Adquirem um repertório de comportamentos que são inadequados para o convívio social. Há, ainda, o "vazio emocional", destacado por Amarante 11 (p. 88) como produto da "mortificação do eu", "processo de desfiguração, profanação e violação do sujeito institucionalizado". Esse vazio ultrapassa o muro de internação, já que marca profundamente o paciente que fora institucionalizado, inviabilizando as experiências de relações que poderiam vir a estabelecer no decorrer da vida.

Em um dos casos, a doença diagnosticada pelo médico, mais especificamente a esquizofrenia, apareceu como fator impedidor da saída.

"É a doença que eu tenho né... o médico sabe o diagnóstico lá... não sei falá... ele já sabe né... é esquizofrênico né... aqui é melhor pra viver né... sô muito genioso.... [lá fora] o povo é mais ativo que a gente né... não tem doença nenhuma mental" (Mateus).

Nesse caso, percebemos a apropriação, por parte do paciente, do discurso médico. Podemos pensar, com Mannoni 10 (p. 71), que "mesmo 'curado' o doente procura conservar uma 'doença' a fim de não se arriscar a que a 'psiquiatria' o abandone", encontrando-se completamente vinculado à instituição, tendo ele próprio uma maneira de tornar psiquiátrico o seu problema, utilizando-se, para isso, de conceitos e termos médicos que circulam no espaço asilar.

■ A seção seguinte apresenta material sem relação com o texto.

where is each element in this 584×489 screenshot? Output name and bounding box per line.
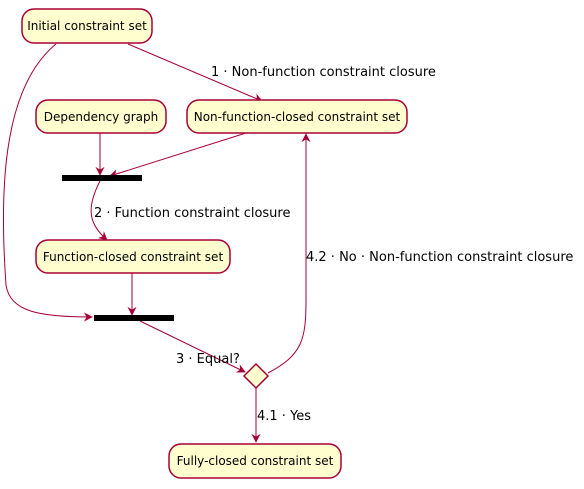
node-fully-closed: Fully-closed constraint set: [168, 443, 342, 479]
edge-label-step41: 4.1 · Yes: [257, 409, 311, 424]
sync-bar-bottom: [94, 315, 174, 321]
edge-label-step1: 1 · Non-function constraint closure: [211, 65, 436, 80]
edge-decision-to-nonfunction: [267, 133, 311, 374]
edge-top-bar-to-function: [90, 180, 108, 241]
node-dependency-graph: Dependency graph: [35, 99, 167, 134]
edge-bottom-bar-to-decision: [139, 320, 246, 373]
node-function-closed: Function-closed constraint set: [35, 239, 231, 274]
decision-diamond: [242, 362, 270, 390]
edge-initial-to-bottom-bar: [2, 43, 93, 322]
edges: [2, 43, 311, 443]
edge-label-step42: 4.2 · No · Non-function constraint closu…: [306, 250, 573, 265]
node-dependency-label: Dependency graph: [44, 110, 158, 124]
edge-nonfunction-to-top-bar: [109, 132, 247, 178]
edge-label-step2: 2 · Function constraint closure: [94, 206, 290, 221]
sync-bar-top: [62, 175, 142, 181]
node-fully-closed-label: Fully-closed constraint set: [177, 454, 334, 468]
edge-initial-to-nonfunction: [127, 43, 263, 102]
node-non-function-closed: Non-function-closed constraint set: [186, 99, 408, 134]
edge-label-step3: 3 · Equal?: [176, 352, 240, 367]
node-function-closed-label: Function-closed constraint set: [43, 250, 224, 264]
node-initial-label: Initial constraint set: [27, 19, 147, 33]
node-non-function-closed-label: Non-function-closed constraint set: [194, 110, 401, 124]
node-initial-constraint-set: Initial constraint set: [21, 8, 153, 44]
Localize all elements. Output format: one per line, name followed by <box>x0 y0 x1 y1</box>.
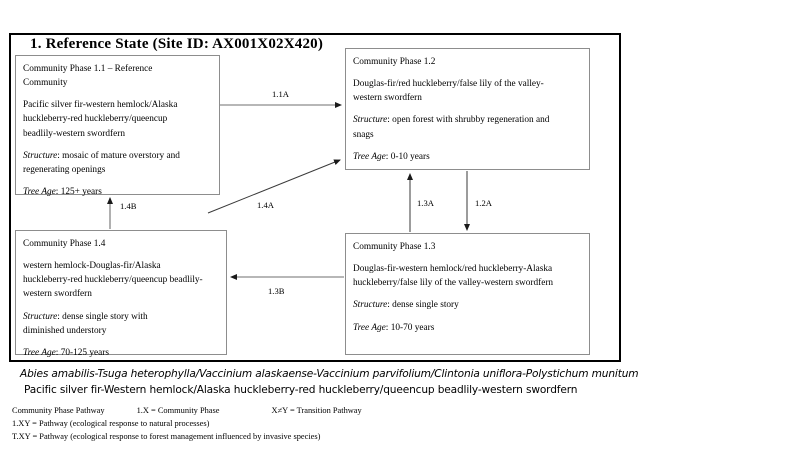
structure-label: Structure <box>353 300 388 311</box>
phase-1-4-structure: Structure: dense single story with <box>23 310 219 324</box>
structure-text: : mosaic of mature overstory and <box>57 150 180 161</box>
spacer <box>353 290 582 298</box>
phase-1-1-structure: Structure: mosaic of mature overstory an… <box>23 149 212 163</box>
spacer <box>353 313 582 321</box>
phase-1-1-tree-age: Tree Age: 125+ years <box>23 185 212 199</box>
phase-1-1-species-line: huckleberry-red huckleberry/queencup <box>23 114 168 125</box>
phase-1-1-structure-line2: regenerating openings <box>23 164 106 175</box>
phase-1-4-species-line: western hemlock-Douglas-fir/Alaska <box>23 261 161 272</box>
structure-label: Structure <box>353 115 388 126</box>
spacer <box>353 142 582 150</box>
legend-row-natural-processes: 1.XY = Pathway (ecological response to n… <box>12 419 210 428</box>
structure-label: Structure <box>23 311 58 322</box>
structure-text: : dense single story with <box>57 311 148 322</box>
structure-text: : open forest with shrubby regeneration … <box>387 115 550 126</box>
phase-1-1-species-line: Pacific silver fir-western hemlock/Alask… <box>23 100 178 111</box>
phase-1-2-species-line: Douglas-fir/red huckleberry/false lily o… <box>353 79 544 90</box>
spacer <box>353 254 582 262</box>
phase-1-2-structure-line2: snags <box>353 129 374 140</box>
legend-row-invasive-species: T.XY = Pathway (ecological response to f… <box>12 432 321 441</box>
legend-community-phase-key: 1.X = Community Phase <box>136 406 220 415</box>
spacer <box>23 302 219 310</box>
phase-1-3-structure: Structure: dense single story <box>353 298 582 312</box>
spacer <box>23 251 219 259</box>
tree-age-label: Tree Age <box>353 151 386 162</box>
legend-community-phase-pathway: Community Phase Pathway <box>12 406 105 415</box>
phase-1-3-heading: Community Phase 1.3 <box>353 242 436 252</box>
tree-age-text: : 0-10 years <box>385 151 430 162</box>
phase-1-2-structure: Structure: open forest with shrubby rege… <box>353 113 582 127</box>
phase-1-3-species-line: huckleberry/false lily of the valley-wes… <box>353 278 554 289</box>
spacer <box>23 177 212 185</box>
spacer <box>23 338 219 346</box>
community-phase-1-4-box[interactable]: Community Phase 1.4 western hemlock-Doug… <box>15 230 227 358</box>
tree-age-label: Tree Age <box>353 322 386 333</box>
common-name-caption: Pacific silver fir-Western hemlock/Alask… <box>24 384 578 396</box>
phase-1-4-structure-line2: diminished understory <box>23 325 107 336</box>
pathway-label-1-4A: 1.4A <box>257 200 274 210</box>
phase-1-1-heading-line2: Community <box>23 78 68 89</box>
pathway-label-1-3A: 1.3A <box>417 198 434 208</box>
community-phase-1-1-box[interactable]: Community Phase 1.1 – Reference Communit… <box>15 55 220 197</box>
pathway-label-1-2A: 1.2A <box>475 198 492 208</box>
spacer <box>353 105 582 113</box>
spacer <box>23 90 212 98</box>
tree-age-label: Tree Age <box>23 347 56 358</box>
phase-1-4-species-line: huckleberry-red huckleberry/queencup bea… <box>23 275 203 286</box>
phase-1-1-heading: Community Phase 1.1 – Reference <box>23 64 153 74</box>
pathway-label-1-1A: 1.1A <box>272 89 289 99</box>
pathway-label-1-3B: 1.3B <box>268 286 285 296</box>
phase-1-2-tree-age: Tree Age: 0-10 years <box>353 150 582 164</box>
state-title: 1. Reference State (Site ID: AX001X02X42… <box>30 36 324 52</box>
tree-age-text: : 125+ years <box>55 186 102 197</box>
legend-row: Community Phase Pathway 1.X = Community P… <box>12 406 362 415</box>
spacer <box>353 69 582 77</box>
phase-1-4-heading: Community Phase 1.4 <box>23 239 106 249</box>
phase-1-2-heading: Community Phase 1.2 <box>353 57 436 67</box>
phase-1-4-tree-age: Tree Age: 70-125 years <box>23 346 219 360</box>
phase-1-2-species-line: western swordfern <box>353 93 422 104</box>
phase-1-3-tree-age: Tree Age: 10-70 years <box>353 321 582 335</box>
tree-age-label: Tree Age <box>23 186 56 197</box>
structure-text: : dense single story <box>387 300 459 311</box>
scientific-name-caption: Abies amabilis-Tsuga heterophylla/Vaccin… <box>20 368 639 380</box>
structure-label: Structure <box>23 150 58 161</box>
legend-transition-pathway-key: X≠Y = Transition Pathway <box>271 406 362 415</box>
tree-age-text: : 10-70 years <box>385 322 435 333</box>
spacer <box>23 141 212 149</box>
phase-1-1-species-line: beadlily-western swordfern <box>23 128 125 139</box>
phase-1-4-species-line: western swordfern <box>23 289 92 300</box>
community-phase-1-3-box[interactable]: Community Phase 1.3 Douglas-fir-western … <box>345 233 590 355</box>
community-phase-1-2-box[interactable]: Community Phase 1.2 Douglas-fir/red huck… <box>345 48 590 170</box>
tree-age-text: : 70-125 years <box>55 347 109 358</box>
pathway-label-1-4B: 1.4B <box>120 201 137 211</box>
phase-1-3-species-line: Douglas-fir-western hemlock/red hucklebe… <box>353 264 553 275</box>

Nesse sentido, é como se o sujeito fosse totalmente apagado em sua subjetividade, para transformar-se na "doença" que o outro (o médico) diz que ele tem ("não sei falá... ele já sabe né..."). O diagnóstico passa, assim, a ser sua referência. A partir de então, acha-se atrelado à fé médica e moral 10. Como podemos observar nos relatos, a referência à doença passa a ser tão forte que chega ao ponto extremo de impossibilitar um convívio social, quando, na verdade, nenhuma doença mental é, por si só, suficiente para justificar tal impossibilidade 3.

Ainda como elementos reforçadores do estado de profunda alienação a que os pacientes são submetidos, apareceram, nos relatos, a impossibilidade de trabalhar e o fato de já estarem aposentados.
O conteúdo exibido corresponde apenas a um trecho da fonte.